If I want to extract the 2D patch of size 64* 64 from the image. How will I acheive it using unfold.
’ def extract_patches(img, kernel_size = 64, stride=46):
pad1_left = (img.size(1) // stride * stride + kernel_size) - img.size(1)
pad2_left = (img.size(2) // stride * stride + kernel_size) - img.size(2)
# Calculate symmetric padding
pad1_right = pad1_left // 2 if pad1_left % 2 == 0 else pad1_left // 2 + 1
pad2_right = pad2_left // 2 if pad2_left % 2 == 0 else pad2_left // 2 + 1
pad1_left = pad1_left // 2
pad2_left = pad2_left // 2
x = F.pad(img, (pad2_left, pad2_right, pad1_left, pad1_right))
ret = x.unfold(1, kernel_size, stride).unfold(2, kernel_size, stride).reshape(-1,64,64)
ret = ret.unsqueeze(1) #add a channel dimension.'
My doubt is will I be performing unfolding on dim 0 as well?
It depends what each patch should contain.
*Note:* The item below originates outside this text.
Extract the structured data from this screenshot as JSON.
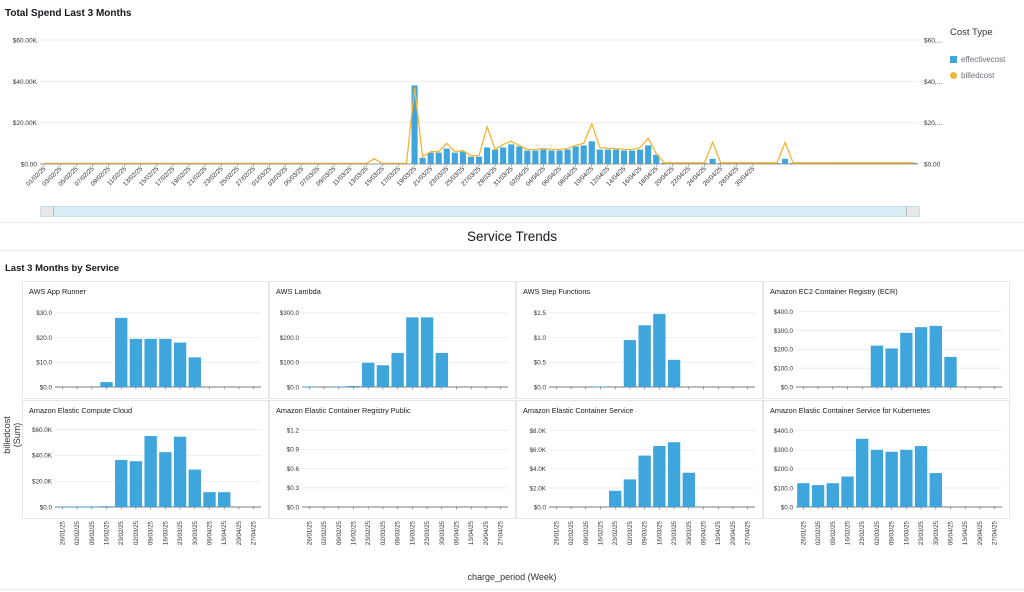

If each 64x64 patch should contain all slices, then you should not unfold dim0.
On the other hand, if each patch should only contain a specific number of slices, you could also unfold dim0. If the patches should contain a single slice, it would probably be easier to just split the output.
Hello,
Can you explain what do you mean by splitting the output
To split dim0 into separate tensors, each with a size of 1, you could use x.split(1, dim=0)
This could be applied after unfolding dim1 and dim2, but it depends on your use case and what the result shape should be.
Hi @ptrblck , I have a similar problem: I also have H x W x D sized 3D images (no batch or channel dimension). And I wish to extract 3x3x3 patches, but overlapping.
I would need to first pad the image everywhere with infinity (because of the subsequent computations), and then do the unfolding, to make sure the number of patches in the end is the same as number of voxels in my original image
.
But I would need the output to be of the size 27 x H x W x D, so that output[:, i, j k] is the flattened 3x3x3 patch centered in the original image around [i,j,k].
Can I do this directly with unfold as well? I suppose I could use reshape on top of it, but I have no clue on how to make sure that the values really end up on the right places after reshaping…
I also checked the view method (I assume that would be faster, considering it’s just another view of the same tensor?) but as far as I understood, view only works for non-overlapping patches… Or did I misunderstand?
I’m not sure I understand the desired output shape correctly.
unfold would create a specific number of patches, where each patch would have the specified kernel shape.
It seems your output should have some H, W, D dimensions, which might not be the kernel shape?
If so, how would these shapes be calculated?
I assume you would like to somehow reshape the dimension containing the patches, so that you could index neighboring patches using i, j, k?
So, if the original image IM size is H x W x D, I pad it all around with 1 pixel of Inf, to get something, let’s call it IM2, sized (H+2) x (W+2) x (D+2).
Then I would like to extract all the 3x3x3 patches from there, with centers on the pixels of original image. (so first patch would extend IM2[0:3, 0:3, 0:3], and it’s center corresponds to the first pixel in IM, IM[0,0,0]).
If I do three unfolds on IM2 one after another, as you have suggested in some answers above, I get something sized H x W x D x 3 x 3 x 3. What I wish is to have the patch dimensions flattened instead, to get H x W x D x 27.
So what I wonder is if the three unfolds + reshape would really give me exactly this, with values at the right places? That is, if the patch centered at i,j,k is [[1,2,3],[4,5,6],[7,8,9]], then in the final H x W x D x 27 array the elements [i,j,k,:] should be [1,2,3,4,5,6,7,8,9].
In addition - is it possible to do this entire thing, or at least some parts, by using .view instead? Because I am working with very large 3D arrays, so reshaping and in any way copying the data should probably be avoided… But I just don’t see how to use view in this sense (to have overlapping patches). And also, if I just use .view(h,w,d,27) on the unfolded array of size HxWxDx3x3x3, it complains that the thing is not contiguous… So I am a bit lost at how to do it efficiently.